Robert Badinter s'est éteint dans la nuit du 8 au 9 février. Ancien ministre et avocat, il avait ardemment œuvré pour l'abolition de la peine de mort. En février 1979 à Dijon, il avait notamment sauvé la vie du dernier homme condamné à l'exécution. Retour en images.
Le 27 février 1979, Jean Portais arrivait à la Cour d’assises de Dijon. L’homme de 70 ans avait été condamné à mort pour les meurtres de la fille d’une bijoutière à Mâcon en 1968 et du sous-brigadier Pierre Prévost à Libourne (Gironde) en 1969.

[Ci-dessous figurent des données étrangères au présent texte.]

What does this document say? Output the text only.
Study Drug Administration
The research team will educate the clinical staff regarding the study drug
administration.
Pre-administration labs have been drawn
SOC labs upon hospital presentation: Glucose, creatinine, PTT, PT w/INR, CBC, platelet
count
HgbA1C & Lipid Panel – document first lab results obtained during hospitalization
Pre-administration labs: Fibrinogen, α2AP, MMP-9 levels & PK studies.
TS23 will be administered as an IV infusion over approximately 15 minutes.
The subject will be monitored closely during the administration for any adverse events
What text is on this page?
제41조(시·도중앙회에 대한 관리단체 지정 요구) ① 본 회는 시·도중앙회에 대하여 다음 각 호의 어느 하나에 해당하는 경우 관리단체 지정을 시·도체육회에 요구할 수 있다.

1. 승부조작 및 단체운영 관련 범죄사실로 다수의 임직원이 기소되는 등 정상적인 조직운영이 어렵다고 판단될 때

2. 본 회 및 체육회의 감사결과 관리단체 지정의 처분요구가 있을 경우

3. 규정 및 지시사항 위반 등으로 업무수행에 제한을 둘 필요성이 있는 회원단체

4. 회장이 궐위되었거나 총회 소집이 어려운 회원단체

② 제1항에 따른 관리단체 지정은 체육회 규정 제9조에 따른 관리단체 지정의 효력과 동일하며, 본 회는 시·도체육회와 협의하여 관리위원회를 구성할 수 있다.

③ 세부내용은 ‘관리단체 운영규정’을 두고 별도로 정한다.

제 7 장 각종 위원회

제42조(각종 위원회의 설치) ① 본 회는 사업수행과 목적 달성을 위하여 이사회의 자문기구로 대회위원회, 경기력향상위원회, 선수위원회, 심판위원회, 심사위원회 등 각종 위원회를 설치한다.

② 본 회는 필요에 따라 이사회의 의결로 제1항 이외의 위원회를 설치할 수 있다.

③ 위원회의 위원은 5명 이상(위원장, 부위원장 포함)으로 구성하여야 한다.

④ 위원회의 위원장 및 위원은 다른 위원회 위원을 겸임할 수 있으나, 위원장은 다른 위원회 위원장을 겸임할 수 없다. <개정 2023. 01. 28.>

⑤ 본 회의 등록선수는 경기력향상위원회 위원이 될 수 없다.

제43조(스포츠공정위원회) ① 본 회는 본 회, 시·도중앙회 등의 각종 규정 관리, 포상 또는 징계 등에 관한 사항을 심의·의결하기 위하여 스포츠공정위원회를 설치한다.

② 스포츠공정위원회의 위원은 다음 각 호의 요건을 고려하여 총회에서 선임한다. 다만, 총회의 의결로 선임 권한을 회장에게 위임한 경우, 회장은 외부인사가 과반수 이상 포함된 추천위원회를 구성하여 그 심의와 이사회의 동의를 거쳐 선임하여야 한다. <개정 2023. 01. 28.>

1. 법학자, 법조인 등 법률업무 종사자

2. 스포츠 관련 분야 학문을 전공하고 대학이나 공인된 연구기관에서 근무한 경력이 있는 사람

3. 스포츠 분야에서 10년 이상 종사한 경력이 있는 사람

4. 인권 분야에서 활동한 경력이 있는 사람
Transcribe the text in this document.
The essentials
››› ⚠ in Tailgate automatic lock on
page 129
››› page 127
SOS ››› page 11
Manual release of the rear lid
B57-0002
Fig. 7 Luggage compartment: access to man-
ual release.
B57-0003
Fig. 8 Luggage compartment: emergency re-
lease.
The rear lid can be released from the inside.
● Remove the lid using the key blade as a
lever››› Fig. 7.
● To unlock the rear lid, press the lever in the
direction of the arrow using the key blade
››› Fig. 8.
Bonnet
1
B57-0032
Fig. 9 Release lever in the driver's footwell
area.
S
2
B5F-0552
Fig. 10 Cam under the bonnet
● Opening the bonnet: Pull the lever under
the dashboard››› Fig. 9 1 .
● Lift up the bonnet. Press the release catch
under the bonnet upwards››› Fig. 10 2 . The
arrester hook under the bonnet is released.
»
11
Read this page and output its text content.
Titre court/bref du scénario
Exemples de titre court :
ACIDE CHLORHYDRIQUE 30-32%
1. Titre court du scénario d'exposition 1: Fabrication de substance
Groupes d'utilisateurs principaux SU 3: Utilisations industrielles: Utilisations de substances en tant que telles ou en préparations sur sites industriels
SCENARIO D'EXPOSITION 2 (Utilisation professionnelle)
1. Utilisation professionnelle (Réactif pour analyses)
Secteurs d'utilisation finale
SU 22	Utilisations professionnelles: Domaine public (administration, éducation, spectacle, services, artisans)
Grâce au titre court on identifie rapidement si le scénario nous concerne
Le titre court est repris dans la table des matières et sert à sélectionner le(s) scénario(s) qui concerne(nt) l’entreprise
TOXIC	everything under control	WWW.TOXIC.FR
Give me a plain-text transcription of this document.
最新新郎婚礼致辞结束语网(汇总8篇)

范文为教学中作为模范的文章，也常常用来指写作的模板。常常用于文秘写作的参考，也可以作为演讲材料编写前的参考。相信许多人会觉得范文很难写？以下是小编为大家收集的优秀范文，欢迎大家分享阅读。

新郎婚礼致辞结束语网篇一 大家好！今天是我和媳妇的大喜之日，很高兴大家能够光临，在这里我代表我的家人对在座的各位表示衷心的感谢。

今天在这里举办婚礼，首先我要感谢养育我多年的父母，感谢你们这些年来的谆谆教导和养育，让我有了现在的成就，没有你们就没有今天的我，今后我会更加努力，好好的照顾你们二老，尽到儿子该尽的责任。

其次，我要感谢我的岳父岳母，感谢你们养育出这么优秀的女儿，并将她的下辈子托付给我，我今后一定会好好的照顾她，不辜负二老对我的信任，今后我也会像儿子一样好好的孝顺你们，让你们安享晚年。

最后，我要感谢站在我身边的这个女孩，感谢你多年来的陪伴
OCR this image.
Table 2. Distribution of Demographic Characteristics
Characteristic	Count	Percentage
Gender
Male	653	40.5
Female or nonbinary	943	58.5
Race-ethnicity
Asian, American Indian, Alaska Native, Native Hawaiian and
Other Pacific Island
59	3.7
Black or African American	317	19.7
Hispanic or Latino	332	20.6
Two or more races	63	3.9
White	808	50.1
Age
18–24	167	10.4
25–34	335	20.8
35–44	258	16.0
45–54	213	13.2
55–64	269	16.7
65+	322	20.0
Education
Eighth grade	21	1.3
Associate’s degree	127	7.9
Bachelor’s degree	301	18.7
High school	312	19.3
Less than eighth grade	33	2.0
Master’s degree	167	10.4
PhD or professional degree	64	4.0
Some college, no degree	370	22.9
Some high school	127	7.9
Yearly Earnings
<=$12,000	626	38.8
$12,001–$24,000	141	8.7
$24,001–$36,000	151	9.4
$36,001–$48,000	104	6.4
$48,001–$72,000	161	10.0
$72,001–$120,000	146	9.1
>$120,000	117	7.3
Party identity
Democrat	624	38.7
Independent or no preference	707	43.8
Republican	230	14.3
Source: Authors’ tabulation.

"Un vieil homme sans avenir"
Rejugé, il est finalement sauvé de la guillotine, en grande partie grâce à son avocat : Robert Badinter. L'ancien garde des Sceaux présente à l'epoque son client comme "un vieil homme, sans avenir, sans espérance, un homme d'un autre temps". Grâce à ces circonstances atténuantes, la cour l'a finalement condamné à perpétuité.
"Monsieur Badinter avait triomphé de la peine de mort"
C'est dans les années 80, dans les couloirs des tribunaux parisiens que Maître Patrick-Victor Uzan, avocat au barreau de Dijon, croisait le chemin de Robert Badinter. Les yeux pétillants, il décrit l'aura qui entourait le juriste au micro de Yacine Arbaoui : "J’attendais qu’il prenne la parole pour m’imprégner de cet immense homme. Il avait un sens du verbe, une précision du mot, une gestuelle, des mains qui exprimaient autant que la voix… J’ai appris de lui la grande humilité, le savoir qui ne s’exprime pas, le souci du dialogue, du respect de l’autre. C’était un combattant, pas seulement d’audience, mais un combattant des idées et il imposait le respect."
C'est en tant que jeune avocat que le Dijonnais a assisté à l'abolition de la peine de mort. " J’en ai un souvenir très précis", se rappelle-t-il. "Il m’est arrivé au tout début de ma carrière de plaider sous l’égide de la peine de mort et d’entendre un avocat général requérir cette peine. Cet homme a été condamné, mais entretemps, Monsieur Badinter avait triomphé de la peine de mort. Mon client en question avait été rejugé et condamné à perpétuité."
Patrick-Victor Uzan se souvient avoir été marqué par les mots de Robert Badinter à l'époque, alors qu'il luttait pour l'abolition de la peine de mort : "Il nous a fait mesurer nos insuffisances et il nous a imposé le respect du métier et de l’homme quel que soit son crime. Il disait : "Je ne défends pas le crime, je défends l’homme qui a commis le crime"."
De quoi renforcer un peu plus l'image de modèle qu'a laissé Robert Badinter pour le monde de la justice, mais aussi pour la France.